Critical Essays Symbolism in Vanity Fair

Thackeray takes symbols from everyday life, from the classics, and from the Bible. He shows Rebecca ensnaring Joseph in a tangle of green silk, at their first acquaintance. As Becky climbs the social stairway, she is likened to a spider. At the close of the book, she has literally entangled and destroyed Joseph just as a spider would its victim. She sucked his money, his vitality, his personality from him. She did not reduce Rawdon to such a shell, but she played Delilah to his Samson.

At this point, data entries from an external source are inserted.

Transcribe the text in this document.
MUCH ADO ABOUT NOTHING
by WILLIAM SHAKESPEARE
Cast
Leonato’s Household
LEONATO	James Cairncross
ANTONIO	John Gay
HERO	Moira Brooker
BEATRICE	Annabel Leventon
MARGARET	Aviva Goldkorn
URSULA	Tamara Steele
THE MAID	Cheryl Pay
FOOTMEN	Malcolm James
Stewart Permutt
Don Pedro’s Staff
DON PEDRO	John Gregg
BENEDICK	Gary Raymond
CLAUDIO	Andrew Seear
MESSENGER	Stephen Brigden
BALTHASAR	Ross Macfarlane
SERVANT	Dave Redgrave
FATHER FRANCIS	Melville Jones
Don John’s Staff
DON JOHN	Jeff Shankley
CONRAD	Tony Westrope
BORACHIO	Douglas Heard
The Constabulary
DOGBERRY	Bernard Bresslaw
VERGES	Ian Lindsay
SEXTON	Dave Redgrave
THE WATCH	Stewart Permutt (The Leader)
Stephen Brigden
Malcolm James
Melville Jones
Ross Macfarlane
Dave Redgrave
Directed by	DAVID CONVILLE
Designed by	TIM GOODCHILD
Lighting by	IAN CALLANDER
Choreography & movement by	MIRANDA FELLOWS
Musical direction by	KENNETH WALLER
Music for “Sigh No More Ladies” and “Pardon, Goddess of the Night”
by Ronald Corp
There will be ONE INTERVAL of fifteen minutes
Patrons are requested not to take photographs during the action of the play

At the charade party Rebecca plays Clytemnestra, symbolic of her destruction first of Rawdon, second of Joseph. (Clytemnestra killed her husband, Agamemnon, when her lover’s courage failed.) Rebecca is also called Circe, the siren who lured men to their death. Sir Pitt refers to the Bute Crawleys as Beauty and the Beast, a symbolic hint that Bute has married a battle-axe, which he has.

The Osborne household keeps time by a clock representing the sacrifice of Iphigenia. Iphigenia, daughter of Clytemnestra and Agamemnon, was sacrificed by her father for success in war, another route to power and position. Old Osborne tries to sacrifice George to a marriage for money; he destroys Miss Jane’s one romance for his own selfish convenience. The Iphigenia clock, then, symbolizes the complete subordination of the Osbornes to money and social success.

Amelia’s giving up Georgy is compared to Hannah’s giving up Samuel. The Bible story has religious significance; Hannah gives up her son to the Lord. In Vanity Fair, Amelia, though she is not of Vanity Fair, surrenders her son to advantages that money and position can provide. The symbol here may be ironic.